According to CoreLogic, a preliminary clearance rate of 70% was recorded across Australia’s capitals last week, down fractionally on the preliminary figure of 71.1% from the previous week.
The 70% level points to the likelihood that the final clearance rate for the week will fall to the mid-to-high 60% region, maintaining the pattern seen since the start of June.
“The final clearance rate across the combined capital cities has been sitting in the mid-high 60% range since June and it is likely that this will be the case again on Thursday when our final results are published,” said CoreLogic following the release of its preliminary report.
Demonstrating this relationship, clearance rates in the final week of August — initially reported at 71.1% — were subsequently revised down to 68.3%.
This table from CoreLogic shows how individual markets fared last week.
And here’s how they compared to the preliminary clearance rates reported in the previous week.
Melbourne and Sydney’s preliminary clearance rates fell week-on-week, although both were higher compared to final figures released later in the week, said CoreLogic.

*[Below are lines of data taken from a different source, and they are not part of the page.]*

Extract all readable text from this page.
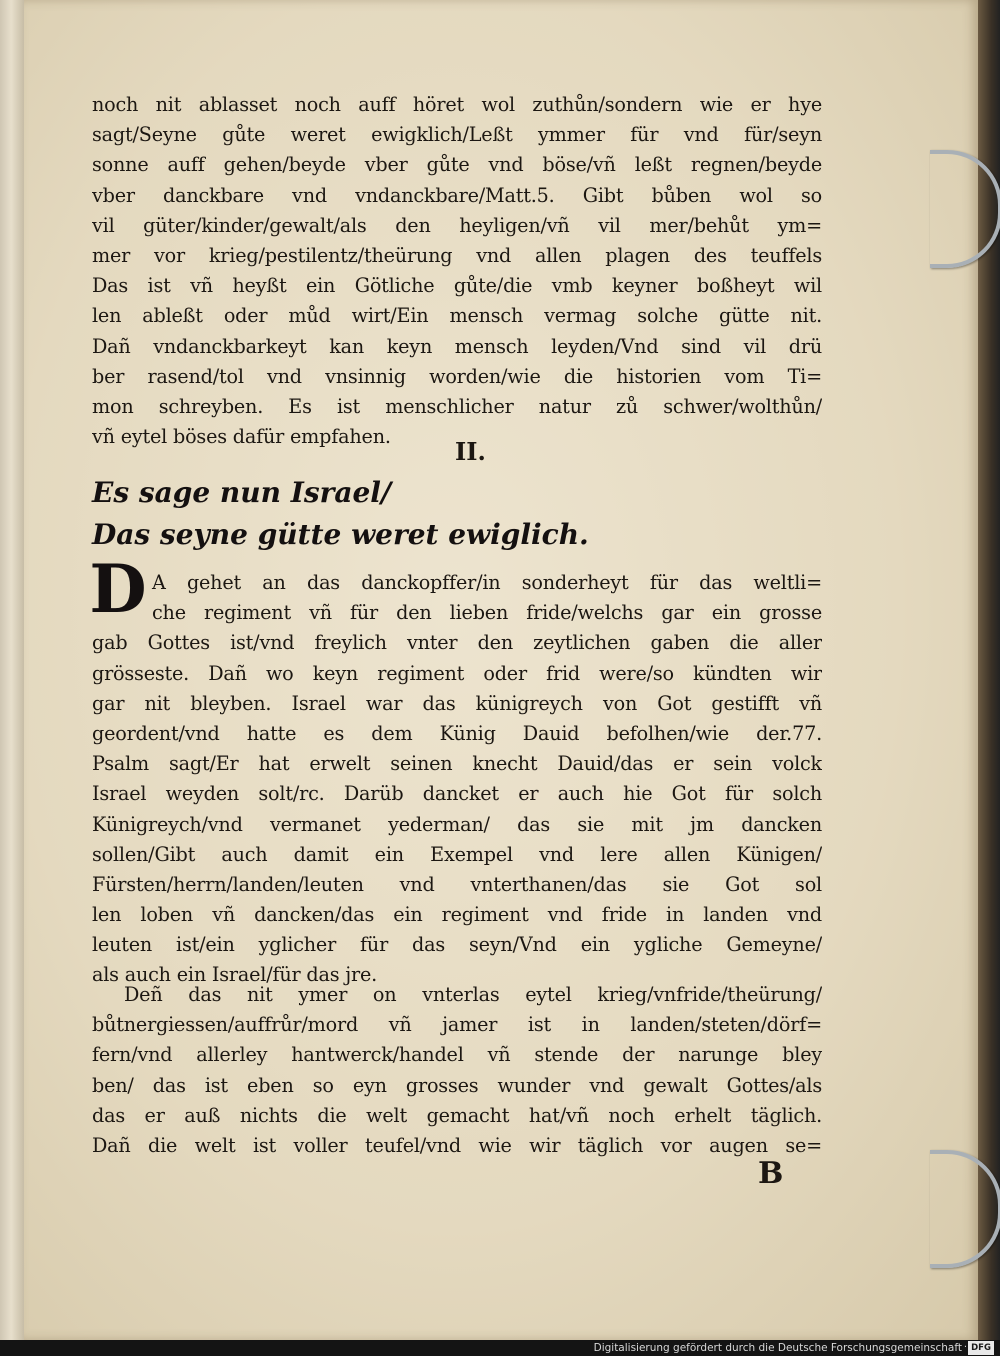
noch nit ablasset noch auff höret wol zuthůn/sondern wie er hye
sagt/Seyne gůte weret ewigklich/Leßt ymmer für vnd für/seyn
sonne auff gehen/beyde vber gůte vnd böse/vñ leßt regnen/beyde
vber danckbare vnd vndanckbare/Matt.5. Gibt bůben wol so
vil güter/kinder/gewalt/als den heyligen/vñ vil mer/behůt ym=
mer vor krieg/pestilentz/theürung vnd allen plagen des teuffels
Das ist vñ heyßt ein Götliche gůte/die vmb keyner boßheyt wil
len ableßt oder můd wirt/Ein mensch vermag solche gütte nit.
Dañ vndanckbarkeyt kan keyn mensch leyden/Vnd sind vil drü
ber rasend/tol vnd vnsinnig worden/wie die historien vom Ti=
mon schreyben. Es ist menschlicher natur zů schwer/wolthůn/
vñ eytel böses dafür empfahen.
II.
Es sage nun Israel/
Das seyne gütte weret ewiglich.
D A gehet an das danckopffer/in sonderheyt für das weltli=
che regiment vñ für den lieben fride/welchs gar ein grosse
gab Gottes ist/vnd freylich vnter den zeytlichen gaben die aller
grösseste. Dañ wo keyn regiment oder frid were/so kündten wir
gar nit bleyben. Israel war das künigreych von Got gestifft vñ
geordent/vnd hatte es dem Künig Dauid befolhen/wie der.77.
Psalm sagt/Er hat erwelt seinen knecht Dauid/das er sein volck
Israel weyden solt/rc. Darüb dancket er auch hie Got für solch
Künigreych/vnd vermanet yederman/ das sie mit jm dancken
sollen/Gibt auch damit ein Exempel vnd lere allen Künigen/
Fürsten/herrn/landen/leuten vnd vnterthanen/das sie Got sol
len loben vñ dancken/das ein regiment vnd fride in landen vnd
leuten ist/ein yglicher für das seyn/Vnd ein ygliche Gemeyne/
als auch ein Israel/für das jre.
Deñ das nit ymer on vnterlas eytel krieg/vnfride/theürung/
bůtnergiessen/auffrůr/mord vñ jamer ist in landen/steten/dörf=
fern/vnd allerley hantwerck/handel vñ stende der narunge bley
ben/ das ist eben so eyn grosses wunder vnd gewalt Gottes/als
das er auß nichts die welt gemacht hat/vñ noch erhelt täglich.
Dañ die welt ist voller teufel/vnd wie wir täglich vor augen se=
B
Digitalisierung gefördert durch die Deutsche Forschungsgemeinschaft · DFG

“Across Melbourne, preliminary results show that 73.5% of the 839 reported auctions sold this week. There were 976 properties taken to auction across the city, down from 1,124 last week when the final clearance rate was recorded at 72.3%,” it said.
“Sydney was host to 770 auctions this week and a preliminary clearance rate of 70.5% was recorded, rising from 67.4% last week across 832 auctions.”

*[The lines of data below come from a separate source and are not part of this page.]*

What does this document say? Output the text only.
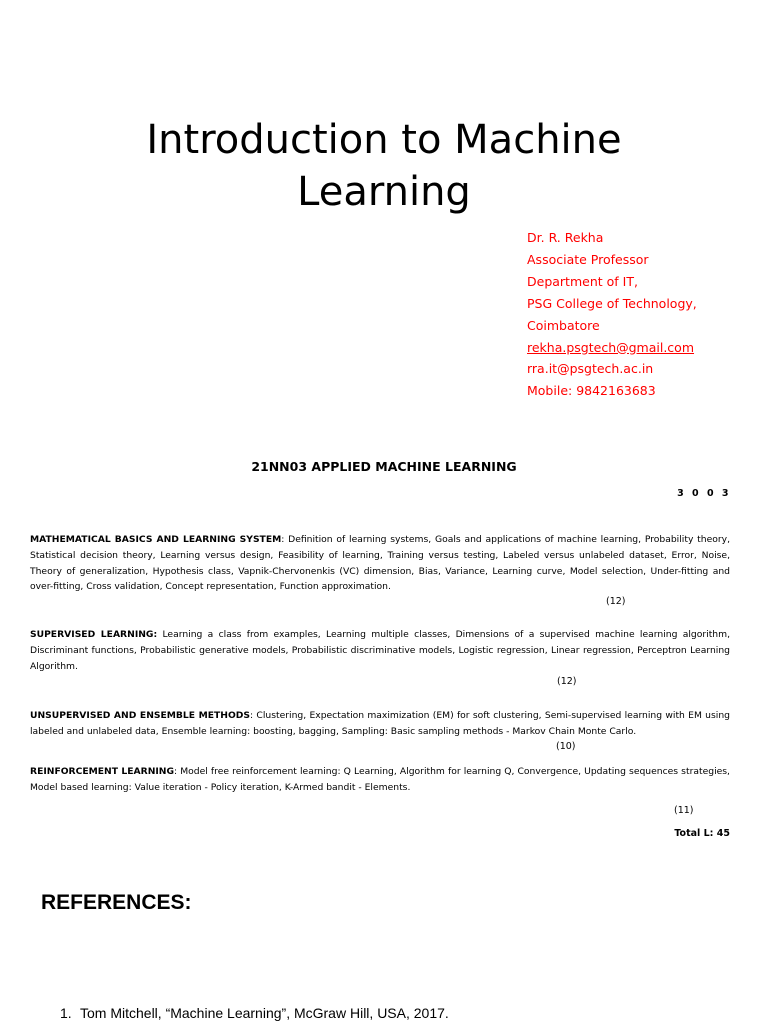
Introduction to Machine
Learning
Dr. R. Rekha
Associate Professor
Department of IT,
PSG College of Technology,
Coimbatore
rekha.psgtech@gmail.com
rra.it@psgtech.ac.in
Mobile: 9842163683
21NN03 APPLIED MACHINE LEARNING
3 0 0 3
MATHEMATICAL BASICS AND LEARNING SYSTEM: Definition of learning systems, Goals and applications of machine learning, Probability theory, Statistical decision theory, Learning versus design, Feasibility of learning, Training versus testing, Labeled versus unlabeled dataset, Error, Noise, Theory of generalization, Hypothesis class, Vapnik-Chervonenkis (VC) dimension, Bias, Variance, Learning curve, Model selection, Under-fitting and over-fitting, Cross validation, Concept representation, Function approximation.
(12)
SUPERVISED LEARNING: Learning a class from examples, Learning multiple classes, Dimensions of a supervised machine learning algorithm, Discriminant functions, Probabilistic generative models, Probabilistic discriminative models, Logistic regression, Linear regression, Perceptron Learning Algorithm.
(12)
UNSUPERVISED AND ENSEMBLE METHODS: Clustering, Expectation maximization (EM) for soft clustering, Semi-supervised learning with EM using labeled and unlabeled data, Ensemble learning: boosting, bagging, Sampling: Basic sampling methods - Markov Chain Monte Carlo.
(10)
REINFORCEMENT LEARNING: Model free reinforcement learning: Q Learning, Algorithm for learning Q, Convergence, Updating sequences strategies, Model based learning: Value iteration - Policy iteration, K-Armed bandit - Elements.
(11)
Total L: 45
REFERENCES:
1. Tom Mitchell, “Machine Learning”, McGraw Hill, USA, 2017.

Of the remaining capitals, preliminary clearance rates in Brisbane, Perth and Tasmania rose from the final figures released a week earlier, while those in Adelaide and Canberra fell.
However, despite the mixed performance during the week, it’s clear that clearance rates in Australia’s southeastern capitals remain far stronger than those in other parts of the country, fitting with price movements reported in CoreLogic’s separate Home Value Index released on Friday.
According to the group, prices in Sydney, Melbourne and Hobart all grew by more than 12% in the year to August, while those in Canberra also rose by 8%.
In comparison, prices increased by 5.2% and 3% in Adelaide and Brisbane, while those in Perth and Darwin fell by 2.8% and 4.2% respectively.
CoreLogic will release updated house price movements for last week later today.
Despite the strong growth house price growth recorded in Sydney and Melbourne over the past 12 months, Tim Lawless, head of research at CoreLogic, said that prices in both cities could begin to fall in the months ahead.
“Historically, a negative shift in home values has followed every growth phase, so it’s reasonable to expect a period of moderate value falls following such a sustained period of strong capital gains,” he says.
“With the Spring selling season about to commence, it will be interesting to monitor the impact of higher inventory levels on the Sydney and Melbourne market, particularly so given evidence of slowing growth conditions accompanied by stock levels already being higher than they were a year ago across both cities.”